Dari 26 negara tersebut, penurunan peringkat akan meningkatkan pembayaran bunga tahunan atas utang hingga US$53 miliar per tahun. Itu sama dengan akan banyak negara bangkrut karena gagal membayar utang.
Saat ini, lembaga keuangan seperti Moody’s dan Standard & Poor’s menilai, risiko keungan sulit diukur, namun sebagian besar karena mengabaikan konsekuensi ekonomi dari bencana ekologis. Peneliti menyindiri, investor tidak dapat mengelola risiko secara efektif dan menyebabkan hilangnya keanekaragaman hayati dari perhitungan keuangan yang bisa merusak stabilitas pasar.
“Bukan hanya investor yang rugi.
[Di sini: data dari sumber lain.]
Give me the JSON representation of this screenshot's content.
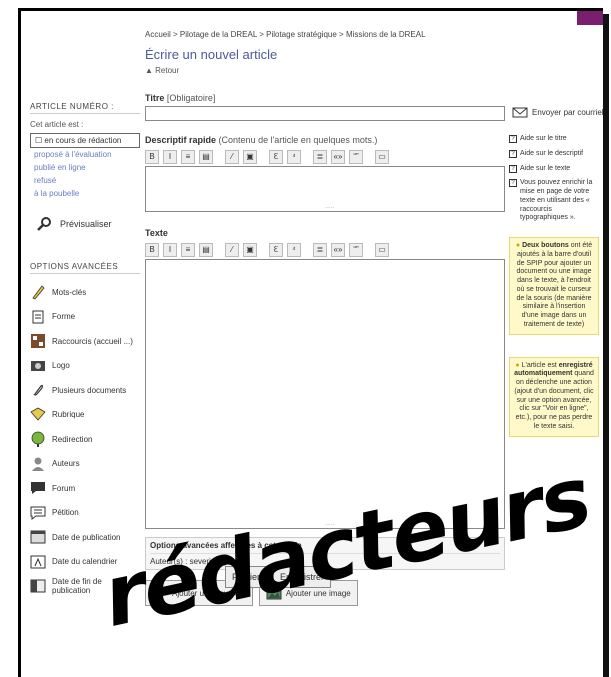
{
  "breadcrumb": "Accueil > Pilotage de la DREAL > Pilotage stratégique > Missions de la DREAL",
  "page_title": "Écrire un nouvel article",
  "back_link": "Retour",
  "title_field": {
    "label": "Titre",
    "hint": "[Obligatoire]",
    "value": ""
  },
  "desc_field": {
    "label": "Descriptif rapide",
    "hint": "(Contenu de l'article en quelques mots.)"
  },
  "text_field": {
    "label": "Texte"
  },
  "toolbar_labels": [
    "B",
    "I",
    "≡",
    "▤",
    "⁄",
    "▣",
    "ℇ",
    "⁴",
    "≣",
    "«»",
    "“”",
    "▭"
  ],
  "advanced_box": {
    "title": "Options avancées affectées à cet article",
    "authors": "Auteur(s) : severine.gabet |"
  },
  "doc_buttons": {
    "add_doc": "Ajouter un document",
    "add_image": "Ajouter une image"
  },
  "submit_buttons": {
    "publish": "Publier",
    "save": "Enregistrer"
  },
  "left": {
    "article_number": "ARTICLE NUMÉRO :",
    "status_label": "Cet article est :",
    "statuses": [
      "en cours de rédaction",
      "proposé à l'évaluation",
      "publié en ligne",
      "refusé",
      "à la poubelle"
    ],
    "preview": "Prévisualiser",
    "advanced_title": "OPTIONS AVANCÉES",
    "options": [
      "Mots-clés",
      "Forme",
      "Raccourcis (accueil ...)",
      "Logo",
      "Plusieurs documents",
      "Rubrique",
      "Redirection",
      "Auteurs",
      "Forum",
      "Pétition",
      "Date de publication",
      "Date du calendrier",
      "Date de fin de publication"
    ]
  },
  "right": {
    "mail": "Envoyer par courriel",
    "help": [
      "Aide sur le titre",
      "Aide sur le descriptif",
      "Aide sur le texte",
      "Vous pouvez enrichir la mise en page de votre texte en utilisant des « raccourcis typographiques »."
    ],
    "tip1_bold": "Deux boutons",
    "tip1_text": " ont été ajoutés à la barre d'outil de SPIP pour ajouter un document ou une image dans le texte, à l'endroit où se trouvait le curseur de la souris (de manière similaire à l'insertion d'une image dans un traitement de texte)",
    "tip2_pre": "L'article est ",
    "tip2_bold": "enregistré automatiquement",
    "tip2_text": " quand on déclenche une action (ajout d'un document, clic sur une option avancée, clic sur \"Voir en ligne\", etc.), pour ne pas perdre le texte saisi."
  },
  "overlay_text": "rédacteurs",
  "colors": {
    "link": "#6a7dc4",
    "title": "#4a5a9a",
    "tip_bg": "#fff9c9",
    "corner": "#7a1f6f"
  }
}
Risiko kedaulatan yang meningkat membuat pasar menuntut premi risiko lebih tinggi, yang berarti pemerintah dan pada akhirnya pembayar pajak membayar lebih untuk meminjam,” kata Dr. Matthew Agarwala dalam rilis universitas.
Para peneliti menjelaskan, ekosistem membuat ekonomi terus bergerak, dari lebah yang menyerbuki tanaman hingga tanaman mencegah banjir.
“Ekonomi yang bergantung pada ekosistem menghadapi pilihan; bayar sekarang dengan berinvestasi pada alam atau bayar nanti melalui biaya pinjaman lebih tinggi dan utangnya melonjak. Opsi bayar sekarang menghasilkan keuntungan jangka panjang bagi orang-orang, bisnis, dan alam,” ungkap rekan penulis studi, Dr. Matt Burke, dosen senior di Universitas Sheffield Hallam.
Setengah dari 26 negara yang diteliti akan menghadapi kebangkrutan, termasuk diantaranya India, Bangladesh, dan Indonesia bersama dengan miliaran bunga utang. Sementara Pakistan dan Madagaskar kemungkinan besar akan mengalami default jika terdampak runtuhnya ekosistem alam mendadak.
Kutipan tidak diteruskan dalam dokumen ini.